こういったフィーリングは、クラシック系のマシンでは通常あまり注目されることのない軽量化や、マスの集中に徹底したことも大きい。スラクストンと比べ、大幅に慣性力を抑えることができたためのリーン(バイクを傾けること)の軽快さが光る。クラシックマシンだからというエクスキューズを完全に排除しているのである。
スポーティな車体に組み合わされるエンジンは、アイドリング程度の回転域からしっかりマシンをコントロールできるトルキーなもの。ただ、1200ccのツインモデルからイメージされる怒涛のトルク感というものではない。もっと自然に湧き上がる扱いやすいトルクがこのエンジンの特徴である。そして、フラットに気持ち良く続く回転上昇。パワーは十分以上にありながら、この穏やかさがあることで、スピードツインを必要以上にスポーティで取っ付きにくいマシンにしないでいるのかもしれない。
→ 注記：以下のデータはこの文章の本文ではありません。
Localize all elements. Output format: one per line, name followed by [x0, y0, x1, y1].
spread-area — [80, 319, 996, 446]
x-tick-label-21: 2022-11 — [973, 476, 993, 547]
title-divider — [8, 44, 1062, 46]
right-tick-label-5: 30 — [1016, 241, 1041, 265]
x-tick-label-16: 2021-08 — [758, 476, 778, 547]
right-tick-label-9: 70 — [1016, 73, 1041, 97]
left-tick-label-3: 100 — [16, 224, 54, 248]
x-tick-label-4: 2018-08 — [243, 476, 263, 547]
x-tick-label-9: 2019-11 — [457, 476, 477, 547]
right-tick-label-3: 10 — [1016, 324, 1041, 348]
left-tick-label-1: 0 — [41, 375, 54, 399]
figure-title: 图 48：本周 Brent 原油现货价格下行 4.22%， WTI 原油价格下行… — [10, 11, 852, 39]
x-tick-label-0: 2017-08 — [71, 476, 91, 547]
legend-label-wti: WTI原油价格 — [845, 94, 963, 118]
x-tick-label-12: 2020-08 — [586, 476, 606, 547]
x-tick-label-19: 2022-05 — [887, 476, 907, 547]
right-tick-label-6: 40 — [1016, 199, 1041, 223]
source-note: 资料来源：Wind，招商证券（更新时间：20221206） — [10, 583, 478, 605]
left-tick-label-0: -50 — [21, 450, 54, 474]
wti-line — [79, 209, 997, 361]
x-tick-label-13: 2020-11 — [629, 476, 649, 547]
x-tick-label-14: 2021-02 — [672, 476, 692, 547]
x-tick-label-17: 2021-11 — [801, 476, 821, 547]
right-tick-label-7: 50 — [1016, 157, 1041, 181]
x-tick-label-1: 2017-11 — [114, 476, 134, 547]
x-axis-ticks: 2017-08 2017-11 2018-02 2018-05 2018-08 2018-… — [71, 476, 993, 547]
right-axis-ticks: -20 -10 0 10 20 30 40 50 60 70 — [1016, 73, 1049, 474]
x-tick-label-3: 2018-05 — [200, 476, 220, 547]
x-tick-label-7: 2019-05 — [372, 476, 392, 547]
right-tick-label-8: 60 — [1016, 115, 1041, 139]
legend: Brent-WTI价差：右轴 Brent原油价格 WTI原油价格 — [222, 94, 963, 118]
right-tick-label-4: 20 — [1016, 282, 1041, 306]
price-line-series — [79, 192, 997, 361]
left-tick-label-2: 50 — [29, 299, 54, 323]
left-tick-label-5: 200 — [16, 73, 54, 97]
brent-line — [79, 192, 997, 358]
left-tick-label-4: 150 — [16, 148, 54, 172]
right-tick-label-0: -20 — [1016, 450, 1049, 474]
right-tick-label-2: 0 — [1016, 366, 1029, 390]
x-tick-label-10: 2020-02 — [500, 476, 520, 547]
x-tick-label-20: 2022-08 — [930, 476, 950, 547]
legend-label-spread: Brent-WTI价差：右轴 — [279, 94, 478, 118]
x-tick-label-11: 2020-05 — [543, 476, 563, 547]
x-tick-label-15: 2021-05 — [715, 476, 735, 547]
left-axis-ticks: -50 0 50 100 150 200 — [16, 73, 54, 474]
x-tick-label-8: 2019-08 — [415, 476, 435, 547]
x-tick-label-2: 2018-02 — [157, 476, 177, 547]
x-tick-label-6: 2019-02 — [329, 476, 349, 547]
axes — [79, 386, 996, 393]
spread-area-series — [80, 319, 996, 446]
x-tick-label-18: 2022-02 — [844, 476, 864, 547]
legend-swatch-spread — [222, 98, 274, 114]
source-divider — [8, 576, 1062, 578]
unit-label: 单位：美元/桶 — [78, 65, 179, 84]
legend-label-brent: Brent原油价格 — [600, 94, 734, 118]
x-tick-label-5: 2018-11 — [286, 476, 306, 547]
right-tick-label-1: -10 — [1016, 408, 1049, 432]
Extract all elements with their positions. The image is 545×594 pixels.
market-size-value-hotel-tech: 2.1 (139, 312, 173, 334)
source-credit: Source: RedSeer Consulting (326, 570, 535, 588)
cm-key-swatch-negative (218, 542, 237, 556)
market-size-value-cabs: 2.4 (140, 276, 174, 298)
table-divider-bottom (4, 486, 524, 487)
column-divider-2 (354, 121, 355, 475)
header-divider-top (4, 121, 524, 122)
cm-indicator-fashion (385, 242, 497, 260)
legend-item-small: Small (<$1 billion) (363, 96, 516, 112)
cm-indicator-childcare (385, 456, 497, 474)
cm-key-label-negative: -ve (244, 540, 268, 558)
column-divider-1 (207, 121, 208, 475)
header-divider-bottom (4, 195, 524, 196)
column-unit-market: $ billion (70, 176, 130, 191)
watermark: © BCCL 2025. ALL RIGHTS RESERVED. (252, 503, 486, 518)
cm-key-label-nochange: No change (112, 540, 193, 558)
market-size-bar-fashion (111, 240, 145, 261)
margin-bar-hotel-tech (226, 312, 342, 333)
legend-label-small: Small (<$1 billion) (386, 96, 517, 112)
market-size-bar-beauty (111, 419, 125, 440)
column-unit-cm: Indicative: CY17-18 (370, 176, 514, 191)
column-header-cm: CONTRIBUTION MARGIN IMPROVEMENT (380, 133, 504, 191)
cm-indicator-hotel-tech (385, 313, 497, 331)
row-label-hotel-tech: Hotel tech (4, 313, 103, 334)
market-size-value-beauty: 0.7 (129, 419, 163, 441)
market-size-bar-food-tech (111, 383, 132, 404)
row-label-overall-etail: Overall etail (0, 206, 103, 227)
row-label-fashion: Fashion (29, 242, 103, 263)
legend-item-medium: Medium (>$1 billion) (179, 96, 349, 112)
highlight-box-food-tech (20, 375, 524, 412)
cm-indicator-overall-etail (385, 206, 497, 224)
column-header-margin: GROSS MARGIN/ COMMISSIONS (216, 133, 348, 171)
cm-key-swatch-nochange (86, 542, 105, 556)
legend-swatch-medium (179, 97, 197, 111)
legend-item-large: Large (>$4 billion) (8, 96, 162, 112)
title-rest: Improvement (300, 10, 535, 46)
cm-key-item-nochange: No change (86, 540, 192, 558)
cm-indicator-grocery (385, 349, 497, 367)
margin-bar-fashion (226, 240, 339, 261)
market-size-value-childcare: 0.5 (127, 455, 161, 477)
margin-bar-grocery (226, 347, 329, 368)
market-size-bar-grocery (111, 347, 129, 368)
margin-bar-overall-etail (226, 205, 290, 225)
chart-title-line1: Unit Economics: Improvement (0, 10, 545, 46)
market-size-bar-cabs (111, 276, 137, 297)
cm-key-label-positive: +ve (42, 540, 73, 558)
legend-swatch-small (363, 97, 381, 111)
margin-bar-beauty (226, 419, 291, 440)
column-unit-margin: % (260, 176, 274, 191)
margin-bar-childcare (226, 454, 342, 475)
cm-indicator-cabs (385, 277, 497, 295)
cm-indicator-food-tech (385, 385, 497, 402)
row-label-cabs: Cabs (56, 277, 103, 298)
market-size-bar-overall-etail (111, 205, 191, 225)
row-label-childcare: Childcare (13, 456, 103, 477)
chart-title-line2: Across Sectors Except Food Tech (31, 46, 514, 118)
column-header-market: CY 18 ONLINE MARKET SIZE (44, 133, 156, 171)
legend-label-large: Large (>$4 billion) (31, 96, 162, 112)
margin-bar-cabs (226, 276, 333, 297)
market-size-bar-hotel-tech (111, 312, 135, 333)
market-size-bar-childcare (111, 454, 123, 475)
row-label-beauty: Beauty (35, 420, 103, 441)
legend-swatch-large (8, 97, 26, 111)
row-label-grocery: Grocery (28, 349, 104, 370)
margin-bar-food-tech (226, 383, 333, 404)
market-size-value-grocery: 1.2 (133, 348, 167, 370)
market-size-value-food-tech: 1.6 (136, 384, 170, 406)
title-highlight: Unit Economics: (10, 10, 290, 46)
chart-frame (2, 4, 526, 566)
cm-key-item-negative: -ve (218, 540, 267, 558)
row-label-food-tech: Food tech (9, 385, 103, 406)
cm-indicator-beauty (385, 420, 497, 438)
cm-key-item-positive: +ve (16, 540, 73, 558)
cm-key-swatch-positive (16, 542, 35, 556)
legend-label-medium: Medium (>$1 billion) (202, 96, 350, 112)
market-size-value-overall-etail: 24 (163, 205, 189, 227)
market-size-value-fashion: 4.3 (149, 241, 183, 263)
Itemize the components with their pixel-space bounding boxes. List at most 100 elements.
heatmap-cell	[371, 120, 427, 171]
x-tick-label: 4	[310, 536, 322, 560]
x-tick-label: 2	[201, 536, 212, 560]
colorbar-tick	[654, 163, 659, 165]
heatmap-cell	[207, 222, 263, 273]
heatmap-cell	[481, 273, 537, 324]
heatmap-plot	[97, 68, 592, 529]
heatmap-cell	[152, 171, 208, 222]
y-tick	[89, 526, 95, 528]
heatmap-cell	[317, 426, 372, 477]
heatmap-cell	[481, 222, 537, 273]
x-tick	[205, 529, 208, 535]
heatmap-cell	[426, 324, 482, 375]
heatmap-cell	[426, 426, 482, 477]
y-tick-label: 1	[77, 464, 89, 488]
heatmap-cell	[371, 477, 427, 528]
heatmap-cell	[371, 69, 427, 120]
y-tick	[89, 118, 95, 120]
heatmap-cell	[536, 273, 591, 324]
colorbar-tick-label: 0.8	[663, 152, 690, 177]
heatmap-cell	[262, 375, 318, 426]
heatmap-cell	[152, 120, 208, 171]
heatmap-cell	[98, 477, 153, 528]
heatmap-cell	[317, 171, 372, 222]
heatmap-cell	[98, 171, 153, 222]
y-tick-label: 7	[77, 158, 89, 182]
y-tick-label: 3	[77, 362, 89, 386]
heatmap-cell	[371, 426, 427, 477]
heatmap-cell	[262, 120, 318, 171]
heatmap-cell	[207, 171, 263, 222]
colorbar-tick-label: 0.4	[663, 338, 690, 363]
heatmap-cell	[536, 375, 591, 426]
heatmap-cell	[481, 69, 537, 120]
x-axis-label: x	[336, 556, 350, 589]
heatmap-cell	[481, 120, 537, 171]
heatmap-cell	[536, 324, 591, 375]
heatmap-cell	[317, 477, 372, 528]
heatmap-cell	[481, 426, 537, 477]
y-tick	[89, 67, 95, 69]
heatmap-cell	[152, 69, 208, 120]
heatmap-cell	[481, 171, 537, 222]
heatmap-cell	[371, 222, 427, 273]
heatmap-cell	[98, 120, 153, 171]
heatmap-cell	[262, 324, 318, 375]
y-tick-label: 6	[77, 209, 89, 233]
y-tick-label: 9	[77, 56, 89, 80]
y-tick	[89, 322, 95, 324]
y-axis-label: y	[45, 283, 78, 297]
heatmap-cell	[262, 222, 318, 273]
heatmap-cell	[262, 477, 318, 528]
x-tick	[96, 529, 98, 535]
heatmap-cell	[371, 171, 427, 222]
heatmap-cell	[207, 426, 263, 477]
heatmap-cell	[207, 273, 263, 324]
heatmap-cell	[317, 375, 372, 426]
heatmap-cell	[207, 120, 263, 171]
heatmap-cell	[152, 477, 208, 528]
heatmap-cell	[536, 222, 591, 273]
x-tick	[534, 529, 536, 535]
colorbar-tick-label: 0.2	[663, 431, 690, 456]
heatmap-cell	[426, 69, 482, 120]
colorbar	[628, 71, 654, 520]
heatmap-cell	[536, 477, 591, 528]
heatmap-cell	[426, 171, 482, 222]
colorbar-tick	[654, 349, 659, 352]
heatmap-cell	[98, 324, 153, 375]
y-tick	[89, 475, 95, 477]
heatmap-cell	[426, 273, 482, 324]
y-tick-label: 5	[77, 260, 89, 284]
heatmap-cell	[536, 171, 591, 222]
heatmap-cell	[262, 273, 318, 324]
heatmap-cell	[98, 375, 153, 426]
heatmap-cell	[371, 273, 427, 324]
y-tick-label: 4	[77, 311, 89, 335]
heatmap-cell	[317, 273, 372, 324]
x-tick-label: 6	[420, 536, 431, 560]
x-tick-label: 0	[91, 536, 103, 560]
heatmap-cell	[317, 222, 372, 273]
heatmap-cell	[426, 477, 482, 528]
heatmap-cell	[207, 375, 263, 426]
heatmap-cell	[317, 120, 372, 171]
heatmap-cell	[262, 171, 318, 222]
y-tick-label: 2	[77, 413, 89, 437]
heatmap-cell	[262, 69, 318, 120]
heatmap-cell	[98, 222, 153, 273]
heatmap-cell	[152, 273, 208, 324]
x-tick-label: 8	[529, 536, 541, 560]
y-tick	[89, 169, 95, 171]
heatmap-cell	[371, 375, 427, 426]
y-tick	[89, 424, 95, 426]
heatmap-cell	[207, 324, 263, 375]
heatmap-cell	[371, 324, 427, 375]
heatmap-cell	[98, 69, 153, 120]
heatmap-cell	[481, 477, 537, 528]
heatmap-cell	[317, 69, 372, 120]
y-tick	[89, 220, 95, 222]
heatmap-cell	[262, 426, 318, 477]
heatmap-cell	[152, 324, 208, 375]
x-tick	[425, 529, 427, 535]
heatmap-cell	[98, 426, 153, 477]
3種類のライディングモード(スポーツ/ロード/レイン)を選択できることでマシンのキャラクターを欲張りに味わえるのも良い。
ウェット路面ではもちろんのこと、ドライ路面であっても穏やかでソフトなフィーリングのレインモードから、ダイレクト感が高く、メーカーの狙ったスピードツインらしさをもっとも感じさせてくれるスポーツまで、シチュエーションや気分によってボタン操作でイージーに選択することが可能となっている。
トライアンフのモダンクラシックシリーズは、確かな走りとともに雰囲気を楽しむ要素も多く取り入れてきた。それはスピードツインも然りではあるのだが、このマシンはよりライディングに対して夢中になれる要素が盛り込んである。エキサイティングだけれども、先走りすぎてはいない絶妙さ。
初代スピードツイン登場時の衝撃には及ばないかもしれないが、新生スピードツインの走りのインパクトも決して小さくない。それは多くのライダーが待ちわびていたキャラクターとなっていた。